In vivo, a sample spectrum and PCr/ATP map (Figure 3) demonstrate low contamination of the heart voxels by the signal from the chest muscles and the consistent ratio across the heart is further evidence for a homogeneous excitation flip angle throughout the sensitive volume of the coil. The PCr/ATP ratios calculated for every volunteer from each UTE-CSI acquisition are given in Table 1. All individualized ratios, from both measurements, as well as the mean value of 1.89±0.36 are in good agreement with literature values on healthy volunteers1-3. Comparing the two UTE-CSI acquisitions for all 60 selected voxels by a Bland-Altman analysis of agreement (Figure 4), a mean bias of -0.03 could be identified. This bias represents higher repeatability than the previously reported inter-scan repeatability at 3T (-0.07)8, which supports our phantom data and indicates that we have exceeded the adiabatic onset in the heart in vivo.

Conclusion

This proof-of-concept study demonstrates that a 15cm quadrature pair can provide sufficient B1+ across the heart for adiabatic excitation in vivo. This work paves the way for the first human studies with absolute quantification of cardiac metabolites at 7T.

Acknowledgements

Funded by a Sir Henry Dale Fellowship from the Royal Society and the Wellcome Trust [098436/Z/12/Z], and by the Slovak grant agency VEGA [2/0013/14].

References

1. Bottomley P, et al. Radiology 1987;165(3):703-7

2. Neubauer S, et al. Circulation 1992;86(6):1810-8

3. Rodgers CT, et al. Magn Reson Med 2014;72(2):304-15

4. Rodgers CT, et al. Proc. ISMRM 2014;22:2896

5. Robson MD, et al. Magn Reson Med 2005;53(2):267-74

6. Purvis LA, et al. Proc. ISMRM 2014;22:2885

7. Bland JM & Altman DG. The Statistician 1983;32(3):307-17

8. Tyler DJ, et al. NMR Biomedicine 2009;22(4):405-13

Figures

Figure 1: Amplitude and phase of the 10ms long tanh/tan AHP pulse used here (a). The shape of the pulse is given by lambda=3 and beta=atan(88). A Bloch-equation simulation of the dependence of Flip angle on the B1+ field (b).
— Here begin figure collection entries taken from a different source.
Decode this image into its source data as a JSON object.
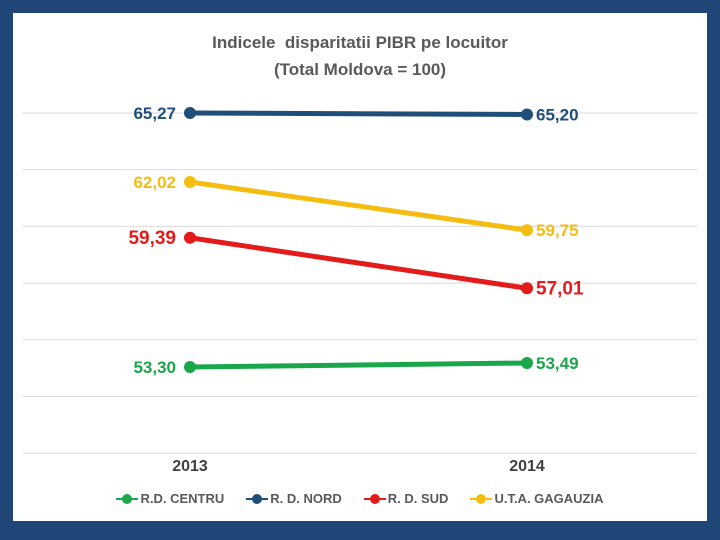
{
  "chart_data": {
    "type": "line",
    "title_line1": "Indicele  disparitatii PIBR pe locuitor",
    "title_line2": "(Total Moldova = 100)",
    "categories": [
      "2013",
      "2014"
    ],
    "grid": true,
    "legend_position": "bottom",
    "series": [
      {
        "name": "R.D. CENTRU",
        "color": "#1aa64a",
        "values": [
          53.3,
          53.49
        ],
        "labels": [
          "53,30",
          "53,49"
        ]
      },
      {
        "name": "R. D. NORD",
        "color": "#1f4e79",
        "values": [
          65.27,
          65.2
        ],
        "labels": [
          "65,27",
          "65,20"
        ]
      },
      {
        "name": "R. D. SUD",
        "color": "#e31b1b",
        "values": [
          59.39,
          57.01
        ],
        "labels": [
          "59,39",
          "57,01"
        ]
      },
      {
        "name": "U.T.A. GAGAUZIA",
        "color": "#f5bd0f",
        "values": [
          62.02,
          59.75
        ],
        "labels": [
          "62,02",
          "59,75"
        ]
      }
    ]
  }
}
Figure 2: Test for adiabaticity in a phantom at 10cm depth. Normalized signal amplitudes acquired at different voltages are overlaid with a Bloch-equation simulation of the pulse shown in Figure 1 (dotted line). A 95% confidence interval delimits the plateau region where the amplitude is stable, indicating adiabatic 90° excitation.

Figure 3: Typical acquired cardiac 31P-MR spectrum (a) and PCr/ATP map (b). Position of the coils is marked by the signals of fiducials and the approximate position of the heart and chest wall is delineated. Note the consistent PCr/ATP ratio across the heart throughout the sensitive volume of the coil.

Table 1: Mean PCr/ATP ratios of each volunteer (throughout the selected voxels of the heart) measured by UTE-CSI at the two used voltages (MaxV and 50V less).

Figure 4: Bland-Altman plot of the in vivo comparison between the scan at maximum voltage and at 50V less for the PCr/ATP ratio. The mean difference between the two scans is -0.03, showing extremely low bias. Note that both, PCr and ATP were corrected for saturation assuming homogeneous 90° excitation.